Une même ferveur rapproche les Trappistes des Chartreux. La maison qu’avait réformée et illustrée l’abbé de Rancé au XVIIe siècle, à quelques lieues de Mortagne, comptait 53 religieux en 1790. Interrogés, quarante-deux déclarèrent vouloir mourir dans leur monastère, sous l’étroite observance ; les onze autres, sans renoncer au cloître, se réservèrent de faire connaître leurs intentions.
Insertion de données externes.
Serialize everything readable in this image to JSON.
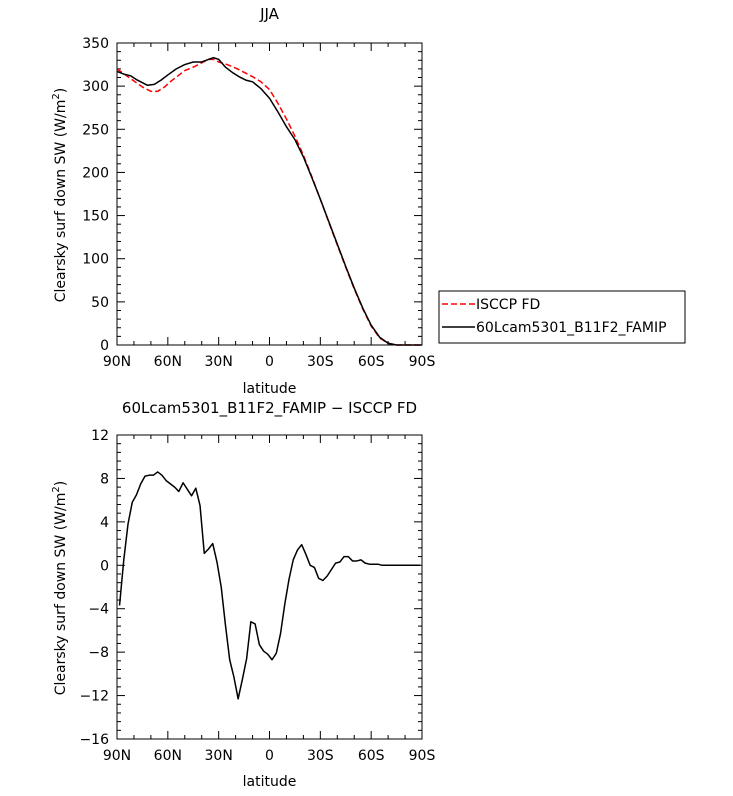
{
  "chart_data": [
    {
      "type": "line",
      "title": "JJA",
      "xlabel": "latitude",
      "ylabel": "Clearsky surf down SW (W/m",
      "ylabel_sup": "2",
      "ylabel_close": ")",
      "xlim": [
        90,
        -90
      ],
      "ylim": [
        0,
        350
      ],
      "xticks": [
        90,
        60,
        30,
        0,
        -30,
        -60,
        -90
      ],
      "xtick_labels": [
        "90N",
        "60N",
        "30N",
        "0",
        "30S",
        "60S",
        "90S"
      ],
      "yticks": [
        0,
        50,
        100,
        150,
        200,
        250,
        300,
        350
      ],
      "ytick_labels": [
        "0",
        "50",
        "100",
        "150",
        "200",
        "250",
        "300",
        "350"
      ],
      "legend_position": "right",
      "series": [
        {
          "name": "ISCCP FD",
          "color": "#ff0000",
          "dash": "dashed",
          "x": [
            90,
            85,
            80,
            75,
            70,
            66,
            62,
            58,
            54,
            50,
            45,
            40,
            36,
            33,
            30,
            25,
            20,
            15,
            10,
            5,
            0,
            -5,
            -10,
            -15,
            -20,
            -25,
            -30,
            -35,
            -40,
            -45,
            -50,
            -55,
            -60,
            -65,
            -70,
            -75,
            -80,
            -85,
            -90
          ],
          "y": [
            320,
            313,
            306,
            299,
            294,
            294,
            299,
            306,
            312,
            318,
            322,
            327,
            331,
            331,
            328,
            325,
            321,
            316,
            311,
            305,
            296,
            280,
            262,
            242,
            220,
            195,
            169,
            142,
            116,
            90,
            65,
            42,
            22,
            8,
            2,
            0,
            0,
            0,
            0
          ]
        },
        {
          "name": "60Lcam5301_B11F2_FAMIP",
          "color": "#000000",
          "dash": "solid",
          "x": [
            90,
            86,
            82,
            78,
            75,
            72,
            68,
            64,
            60,
            55,
            50,
            45,
            40,
            36,
            33,
            30,
            26,
            22,
            18,
            14,
            10,
            5,
            0,
            -5,
            -10,
            -15,
            -20,
            -25,
            -30,
            -35,
            -40,
            -45,
            -50,
            -55,
            -60,
            -65,
            -70,
            -75,
            -80,
            -85,
            -90
          ],
          "y": [
            317,
            314,
            312,
            307,
            304,
            301,
            302,
            307,
            313,
            320,
            325,
            328,
            328,
            331,
            333,
            331,
            322,
            316,
            311,
            307,
            305,
            297,
            286,
            270,
            253,
            238,
            218,
            194,
            169,
            143,
            117,
            91,
            66,
            43,
            23,
            9,
            2,
            0,
            0,
            0,
            0
          ]
        }
      ]
    },
    {
      "type": "line",
      "title": "60Lcam5301_B11F2_FAMIP − ISCCP FD",
      "xlabel": "latitude",
      "ylabel": "Clearsky surf down SW (W/m",
      "ylabel_sup": "2",
      "ylabel_close": ")",
      "xlim": [
        90,
        -90
      ],
      "ylim": [
        -16,
        12
      ],
      "xticks": [
        90,
        60,
        30,
        0,
        -30,
        -60,
        -90
      ],
      "xtick_labels": [
        "90N",
        "60N",
        "30N",
        "0",
        "30S",
        "60S",
        "90S"
      ],
      "yticks": [
        -16,
        -12,
        -8,
        -4,
        0,
        4,
        8,
        12
      ],
      "ytick_labels": [
        "−16",
        "−12",
        "−8",
        "−4",
        "0",
        "4",
        "8",
        "12"
      ],
      "series": [
        {
          "color": "#000000",
          "dash": "solid",
          "x": [
            88.5,
            86,
            83.5,
            81,
            78.5,
            76,
            73.5,
            71,
            68.5,
            66,
            63.5,
            61,
            58.5,
            56,
            53.5,
            51,
            48.5,
            46,
            43.5,
            41,
            38.5,
            36,
            33.5,
            31,
            28.5,
            26,
            23.5,
            21,
            18.5,
            16,
            13.5,
            11,
            8.5,
            6,
            3.5,
            1,
            -1.5,
            -4,
            -6.5,
            -9,
            -11.5,
            -14,
            -16.5,
            -19,
            -21.5,
            -24,
            -26.5,
            -29,
            -31.5,
            -34,
            -36.5,
            -39,
            -41.5,
            -44,
            -46.5,
            -49,
            -51.5,
            -54,
            -56.5,
            -59,
            -61.5,
            -64,
            -66.5,
            -69,
            -71.5,
            -74,
            -76.5,
            -79,
            -81.5,
            -84,
            -86.5,
            -89
          ],
          "y": [
            -3.7,
            0.5,
            3.8,
            5.8,
            6.5,
            7.5,
            8.2,
            8.3,
            8.3,
            8.6,
            8.3,
            7.8,
            7.5,
            7.2,
            6.8,
            7.6,
            7.0,
            6.4,
            7.1,
            5.5,
            1.1,
            1.5,
            2.0,
            0.3,
            -2.0,
            -5.5,
            -8.7,
            -10.3,
            -12.3,
            -10.5,
            -8.6,
            -5.2,
            -5.4,
            -7.3,
            -7.9,
            -8.2,
            -8.7,
            -8.1,
            -6.3,
            -3.6,
            -1.3,
            0.5,
            1.4,
            1.9,
            1.0,
            0.0,
            -0.2,
            -1.2,
            -1.4,
            -1.0,
            -0.4,
            0.2,
            0.3,
            0.8,
            0.8,
            0.4,
            0.4,
            0.5,
            0.2,
            0.1,
            0.1,
            0.1,
            0.0,
            0.0,
            0.0,
            0.0,
            0.0,
            0.0,
            0.0,
            0.0,
            0.0,
            0.0
          ]
        }
      ]
    }
  ]
}
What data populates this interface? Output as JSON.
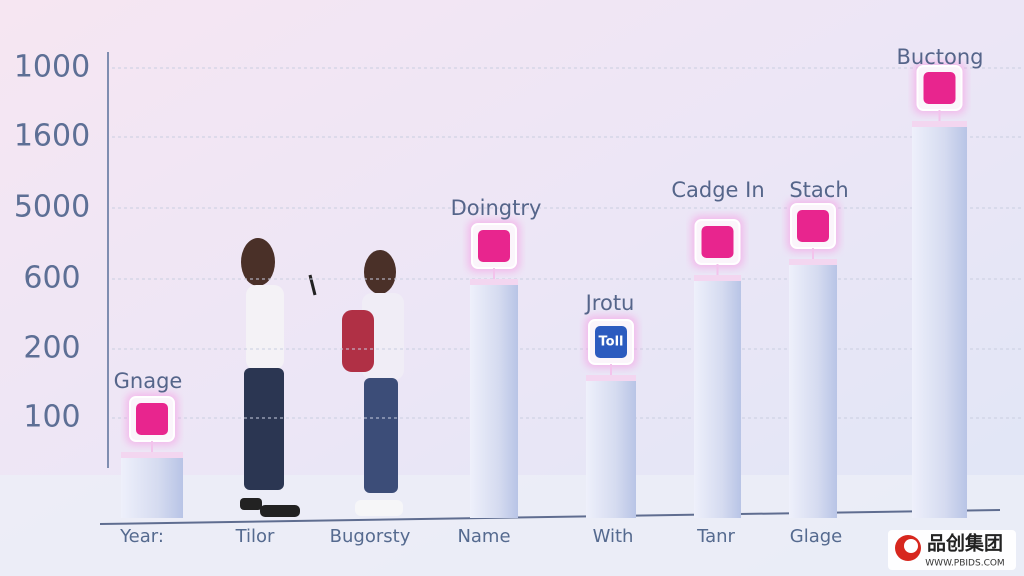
{
  "y_axis_labels": [
    "1000",
    "1600",
    "5000",
    "600",
    "200",
    "100"
  ],
  "bars": [
    {
      "label": "Gnage"
    },
    {
      "label": "Doingtry"
    },
    {
      "label": "Jrotu",
      "icon_text": "Toll"
    },
    {
      "label": "Cadge In"
    },
    {
      "label": "Stach"
    },
    {
      "label": "Buctong"
    }
  ],
  "x_axis_labels": [
    "Year:",
    "Tilor",
    "Bugorsty",
    "Name",
    "With",
    "Tanr",
    "Glage"
  ],
  "watermark": {
    "brand": "品创集团",
    "url": "WWW.PBIDS.COM"
  }
}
Le procès-verbal leur rendit hommage en ces termes :


À l’exception de cinq ou six moines qui nous ont paru d’un sens très borné, les religieux de chœur ont en général un caractère énergique et prononcé, que les jeûnes et les austérités n’ont point affaibli. La religion remplit leur âme tout entière. Chez quelques-uns, et ils sont faciles à reconnaître par les expressions de leurs déclarations, la piété est portée au suprême degré de l’enthousiasme. Les autres, en très grand nombre, sont pénétrés d’un sentiment de piété plus calme et plus touchant. Ceux-là nous ont paru aimer leur état du fond du cœur et y trouver une tranquillité, une sorte de quiétude qui, en effet, doit avoir ses charmes.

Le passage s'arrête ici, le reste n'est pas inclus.